Es ist wichtig, andere organische Ursachen für die Symptomatik auszuschließen, auch wenn die Hyperthyreose am wahrscheinlichsten erscheint. Dies könnte beispielsweise eine andere endokrine Störung oder eine zugrunde liegende Erkrankung sein, die die Schilddrüsenfunktion beeinflusst.

Top-1
Top-3
0.25DDx F1
1Reasoning
1Plausib.
1Red Flags
1
Schilddrüsenkarzinom

Die Patientin zeigt eine deutliche Schilddrüsenvergrößerung bei Palpation, eine erhöhte TSH-Basalwert und eine gesteigerte Vaskularisation in der Duplex-Sonographie. Diese Befunde sprechen für eine Schilddrüsenkarzinom, insbesondere bei der Kombination mit einer erhöhten TRAK-Wert.

2
Schilddrüsenautoimmuner Struma

Die Patientin zeigt eine deutliche Schilddrüsenvergrößerung bei Palpation, eine erhöhte TSH-Basalwert und eine gesteigerte Vaskularisation in der Duplex-Sonographie. Diese Befunde sprechen für eine Schilddrüsenautoimmuner Struma, insbesondere bei der Kombination mit einer erhöhten TRAK-Wert.

3
Schilddrüsenhyperfunktion

Die Patientin zeigt eine erhöhte fT3-Wert und eine gesteigerte Vaskularisation in der Duplex-Sonographie. Diese Befunde sprechen für eine Schilddrüsenhyperfunktion, insbesondere bei der Kombination mit einer erhöhten TSH-Basalwert.

4
Adrenogenitale Insuffizienz

Die Patientin zeigt eine erhöhte Herzfrequenz und eine Sinustachykardie.
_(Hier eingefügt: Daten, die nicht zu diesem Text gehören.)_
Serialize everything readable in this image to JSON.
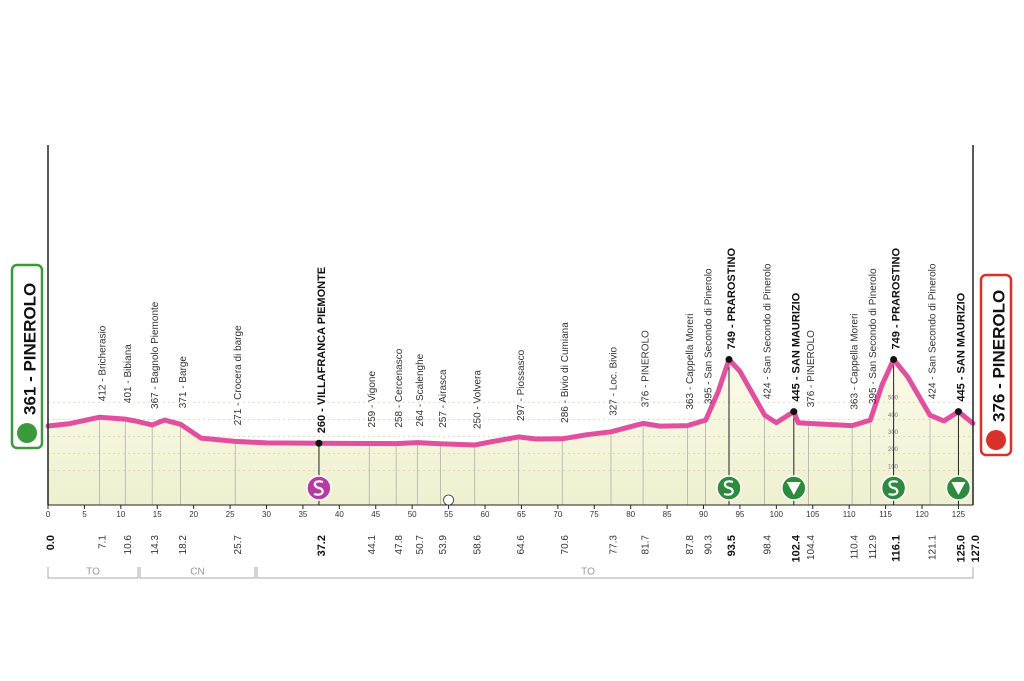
{
  "chart_data": {
    "type": "area",
    "color": "#e0509e",
    "fill": "#f7f6de",
    "xlim": [
      0,
      127
    ],
    "ylim": [
      -100,
      2000
    ],
    "xticks": [
      0,
      5,
      10,
      15,
      20,
      25,
      30,
      35,
      40,
      45,
      50,
      55,
      60,
      65,
      70,
      75,
      80,
      85,
      90,
      95,
      100,
      105,
      110,
      115,
      120,
      125
    ],
    "yticks": [
      100,
      200,
      300,
      400,
      500
    ],
    "grid": true,
    "profile": {
      "km": [
        0,
        3,
        7.1,
        10.6,
        12,
        14.3,
        16,
        18.2,
        21,
        25.7,
        30,
        37.2,
        44.1,
        47.8,
        50.7,
        53.9,
        58.6,
        61,
        64.6,
        67,
        70.6,
        74,
        77.3,
        81.7,
        84,
        87.8,
        90.3,
        92,
        93.5,
        95,
        98.4,
        100,
        102.4,
        103,
        104.4,
        107,
        110.4,
        112.9,
        114.5,
        116.1,
        118,
        121.1,
        123,
        125,
        127
      ],
      "elevation": [
        361,
        375,
        412,
        401,
        390,
        367,
        395,
        371,
        290,
        271,
        262,
        260,
        259,
        258,
        264,
        257,
        250,
        270,
        297,
        285,
        286,
        310,
        327,
        376,
        360,
        363,
        395,
        560,
        749,
        680,
        424,
        380,
        445,
        380,
        376,
        370,
        363,
        395,
        600,
        749,
        650,
        424,
        390,
        445,
        376
      ]
    },
    "start": {
      "name": "361 - PINEROLO",
      "km": {
        "value": 0,
        "label": "0.0"
      }
    },
    "finish": {
      "name": "376 - PINEROLO",
      "km": {
        "value": 127,
        "label": "127.0"
      }
    },
    "waypoints": [
      {
        "km": 7.1,
        "name": "412 - Bricherasio"
      },
      {
        "km": 10.6,
        "name": "401 - Bibiana"
      },
      {
        "km": 14.3,
        "name": "367 - Bagnolo Piemonte"
      },
      {
        "km": 18.2,
        "name": "371 - Barge"
      },
      {
        "km": 25.7,
        "name": "271 - Crocera di barge"
      },
      {
        "km": 37.2,
        "name": "260 - VILLAFRANCA PIEMONTE",
        "bold": true
      },
      {
        "km": 44.1,
        "name": "259 - Vigone"
      },
      {
        "km": 47.8,
        "name": "258 - Cercenasco"
      },
      {
        "km": 50.7,
        "name": "264 - Scalenghe"
      },
      {
        "km": 53.9,
        "name": "257 - Airasca"
      },
      {
        "km": 58.6,
        "name": "250 - Volvera"
      },
      {
        "km": 64.6,
        "name": "297 - Piossasco"
      },
      {
        "km": 70.6,
        "name": "286 - Bivio di Cumiana"
      },
      {
        "km": 77.3,
        "name": "327 - Loc. Bivio"
      },
      {
        "km": 81.7,
        "name": "376 - PINEROLO"
      },
      {
        "km": 87.8,
        "name": "363 - Cappella Moreri"
      },
      {
        "km": 90.3,
        "name": "395 - San Secondo di Pinerolo"
      },
      {
        "km": 93.5,
        "name": "749 - PRAROSTINO",
        "bold": true
      },
      {
        "km": 98.4,
        "name": "424 - San Secondo di Pinerolo"
      },
      {
        "km": 102.4,
        "name": "445 - SAN MAURIZIO",
        "bold": true
      },
      {
        "km": 104.4,
        "name": "376 - PINEROLO"
      },
      {
        "km": 110.4,
        "name": "363 - Cappella Moreri"
      },
      {
        "km": 112.9,
        "name": "395 - San Secondo di Pinerolo"
      },
      {
        "km": 116.1,
        "name": "749 - PRAROSTINO",
        "bold": true
      },
      {
        "km": 121.1,
        "name": "424 - San Secondo di Pinerolo"
      },
      {
        "km": {
          "value": 125,
          "label": "125.0"
        },
        "name": "445 - SAN MAURIZIO",
        "bold": true
      }
    ],
    "regions": [
      "TO",
      "CN",
      "TO"
    ]
  }
}
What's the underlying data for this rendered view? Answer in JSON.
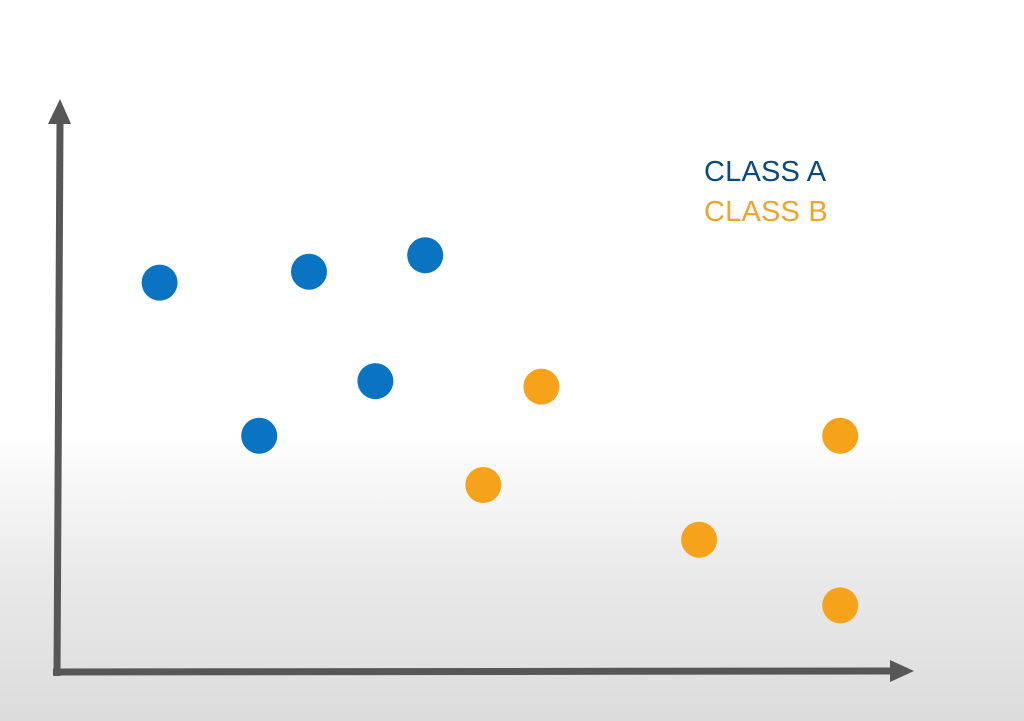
{
  "chart_data": {
    "type": "scatter",
    "title": "",
    "xlabel": "",
    "ylabel": "",
    "xlim": [
      0,
      10
    ],
    "ylim": [
      0,
      10
    ],
    "grid": false,
    "axis_ticks": false,
    "legend": {
      "placement": "top-right",
      "style": "colored-text"
    },
    "series": [
      {
        "name": "CLASS A",
        "color": "#0A74C2",
        "label_color": "#0B4A7E",
        "points": [
          {
            "x": 1.2,
            "y": 7.1
          },
          {
            "x": 3.0,
            "y": 7.3
          },
          {
            "x": 4.4,
            "y": 7.6
          },
          {
            "x": 3.8,
            "y": 5.3
          },
          {
            "x": 2.4,
            "y": 4.3
          }
        ]
      },
      {
        "name": "CLASS B",
        "color": "#F7A21B",
        "label_color": "#F0A42A",
        "points": [
          {
            "x": 5.8,
            "y": 5.2
          },
          {
            "x": 5.1,
            "y": 3.4
          },
          {
            "x": 7.7,
            "y": 2.4
          },
          {
            "x": 9.4,
            "y": 4.3
          },
          {
            "x": 9.4,
            "y": 1.2
          }
        ]
      }
    ]
  }
}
Diese Befunde sprechen für eine Adrenogenitale Insuffizienz, insbesondere bei der Kombination mit einer erhöhten Blutdruck.

Top-1
Top-3
0.25DDx F1
2Reasoning
3Plausib.
2Red Flags
1
Graves-Krankheit

Die Patientin zeigt Symptome wie dysphorische Stimmung, psychomotorische Unruhe, Fingertremor, erhöhte Herzfrequenz und eine vergrößerte, feinschlägig strukturierte Schilddrüse. Die labormedizinischen Befunde (TSH < 0,01 mU/l, fT3 und fT4 erhöht) sind typisch für eine hyperthyreatische Erkrankung. Die Sonographie der Schilddrüse mit dem charakteristischen „Schilddrüseninferno“ unterstützt diese Diagnose.

2
Depressive Episode

Die Patientin berichtet über depressive Symptome wie dysphorische Stimmung, innerliche Unruhe und Schlafstörungen. Allerdings sind die labormedizinischen Befunde und die körperlichen Symptome (Fingertremor, erhöhte Herzfrequenz) nicht typisch für eine depressiv verlaufende Erkrankung. Die psychomotorische Unruhe und die erhöhte TSH-Produktion könnten jedoch auf eine hyperthyreatische Erkrankung hinweisen, die wiederum depressive Symptome verursachen kann.

3
Burnout-Syndrom

Die Patientin berichtet über eine unfähigkeit, nach der Arbeit zu entspannen, und eine subjektive Erschöpfung. Allerdings sind die labormedizinischen Befunde und die körperlichen Symptome (Fingertremor, erhöhte Herzfrequenz) nicht typisch für ein Burnout-Syndrom. Die erhöhte TSH-Produktion und die vergrößerte Schilddrüse könnten auf eine hyperthyreatische Erkrankung hinweisen, die wiederum Erschöpfung und andere Symptome verursachen kann.

4
Subklinische Hyperthyreose

Die labormedizinischen Befunde (TSH < 0,01 mU/l, fT3 und fT4 erhöht) sind typisch für eine subklinische Hyperthyreose. Allerdings sind die körperlichen Symptome (Fingertremor, erhöhte Herzfrequenz) und die psychomotorische Unruhe stärker ausgeprägt, was auf eine aktive hyperthyreatische Erkrankung hinweisen könnte. Die erhöhte TSH-Produktion und die vergrößerte Schilddrüse könnten auf eine hyperthyreatische Erkrankung hinweisen, die wiederum andere Symptome verursachen kann.